17 août – L’usage de la torture pendant les interrogatoires de détenus palestiniens s’est généralisé au cours des deux dernières années, a dénoncé dimanche une organisation israélienne de défense des droits de l’homme, citée par le quotidien Haaretz.
Dans son rapport, rendu public le même jour, la Commission Publique contre la Torture précise en particulier que le nombre d’interrogatoires conduits par le Shin Beth et pouvant être définis comme étant de la torture, des traitements inhumains ou dégradants, se sont comptés par centaines au cours de chacun des six premiers mois de 2003, alors qu’en septembre 2001, on comptait encore en dizaines.
La nature des mauvais traitements infligés aux Palestiniens s’est aggravée, et peut raisonnablement être qualifiée de torture selon les critères établis par le droit international, ajoutent les auteurs du rapport. De plus, le type de tortures mis en œuvre est en infraction avec des règles (pourtant, ô combien permissives, NDR) édictées par la Cour Suprême israélienne en 1999.
« La torture en Israël est redevenue de routine », concluent les auteurs.

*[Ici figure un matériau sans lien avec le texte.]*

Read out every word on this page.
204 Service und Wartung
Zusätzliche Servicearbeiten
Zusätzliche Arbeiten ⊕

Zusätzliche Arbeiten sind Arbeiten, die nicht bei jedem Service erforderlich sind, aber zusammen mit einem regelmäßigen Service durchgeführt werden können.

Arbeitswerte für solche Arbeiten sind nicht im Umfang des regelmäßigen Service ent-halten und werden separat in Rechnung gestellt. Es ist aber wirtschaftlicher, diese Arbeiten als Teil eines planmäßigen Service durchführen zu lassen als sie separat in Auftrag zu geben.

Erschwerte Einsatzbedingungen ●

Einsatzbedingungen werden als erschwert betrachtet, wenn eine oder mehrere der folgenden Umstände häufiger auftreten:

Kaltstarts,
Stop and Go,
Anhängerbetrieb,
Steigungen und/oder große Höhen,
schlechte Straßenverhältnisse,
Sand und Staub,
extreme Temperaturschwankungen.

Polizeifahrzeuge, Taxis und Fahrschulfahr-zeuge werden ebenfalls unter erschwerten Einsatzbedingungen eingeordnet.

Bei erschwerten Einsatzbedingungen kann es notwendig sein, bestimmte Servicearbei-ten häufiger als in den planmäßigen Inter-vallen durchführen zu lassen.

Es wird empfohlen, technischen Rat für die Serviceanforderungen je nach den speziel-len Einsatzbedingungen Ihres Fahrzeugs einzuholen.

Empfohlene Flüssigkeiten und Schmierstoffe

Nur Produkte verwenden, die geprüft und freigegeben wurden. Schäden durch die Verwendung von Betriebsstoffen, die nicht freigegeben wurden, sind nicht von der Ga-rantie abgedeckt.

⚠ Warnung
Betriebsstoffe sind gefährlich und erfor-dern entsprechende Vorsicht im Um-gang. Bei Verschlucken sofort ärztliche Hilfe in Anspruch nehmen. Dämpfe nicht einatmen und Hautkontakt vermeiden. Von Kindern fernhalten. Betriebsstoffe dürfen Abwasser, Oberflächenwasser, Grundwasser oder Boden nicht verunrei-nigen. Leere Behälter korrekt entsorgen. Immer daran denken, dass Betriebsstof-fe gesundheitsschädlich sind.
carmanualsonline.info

Ceux-ci déplorent, notamment, que les institutions du pays (Cour Suprême, Procureur général de l’Etat) qui sont censées surveiller l’activité des services de sécurité (Shin Beth) et garantir que les procédures d’interrogatoire des suspects restent dans le cadre de la loi ont failli à leurs responsabilités. Elles ne font en réalité qu’entériner l’activité du Shin Beth.

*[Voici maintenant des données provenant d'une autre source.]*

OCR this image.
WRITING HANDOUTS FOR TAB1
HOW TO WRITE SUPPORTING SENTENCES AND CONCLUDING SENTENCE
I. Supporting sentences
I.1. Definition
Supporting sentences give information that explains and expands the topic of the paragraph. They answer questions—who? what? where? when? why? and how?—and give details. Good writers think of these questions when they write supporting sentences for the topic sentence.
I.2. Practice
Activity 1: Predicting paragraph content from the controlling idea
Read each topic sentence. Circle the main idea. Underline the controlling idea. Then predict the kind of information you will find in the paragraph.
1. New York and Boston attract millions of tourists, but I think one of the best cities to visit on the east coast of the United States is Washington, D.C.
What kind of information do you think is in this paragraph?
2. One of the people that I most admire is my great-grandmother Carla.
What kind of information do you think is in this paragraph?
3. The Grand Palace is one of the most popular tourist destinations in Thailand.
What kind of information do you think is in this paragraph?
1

De fait, au cours des derniers mois, la Cour Suprême a rejeté la totalité des 124 recours déposés par la Commission Publique contre la Torture, demandant que des suspects palestiniens soient autorisés à conférer avec leurs avocats.
De même, ajoutent-ils, c’est à un responsable du Shin Beth que le Bureau du Procureur de l’Etat a confié la mission d’examiner les plaintes de détenus palestiniens ; il n’est pas surprenant, dans ces conditions, qu’aucun des policiers du Shin Beth procédant à des interrogatoires n’ait été incriminé pour torture « sans cause » d’un suspect.
Parmi les exactions du Shin Beth lors des interrogatoires sont cités, les coups directs, les gifles, les coups de pied, le piétinement des membres entravés par des menottes, le maintien prolongé dans des postures douloureuses, ainsi qu’une méthode « classique » des tortionnaires israéliens : secouer sans relâche le détenu.
Il faut y ajouter la privation de sommeil, les menaces et humiliations, l’exposition à des températures extrêmement basses ou élevées, l’isolement dans des conditions de confinement inhumaines.
Sur un échantillon de 48 détenus qui ont rapporté aux avocats de la Commission Publique au cours des quatre premiers mois de 2003, 58% ont déclaré avoir été victimes de violences directes, 52% se sont plaints de privation de sommeil, et 90% ont dit avoir été menottés, les mains dans le dos, de manière durable.
Le rapport conclut à la dégénérescence morale en Israël et à la violation des normes d’une société censément démocratique, et appelle le gouvernement à se conformer pleinement au droit international, lequel, faut-il le rappeler, interdit la torture et plus généralement tous les traitements inhumains des suspects.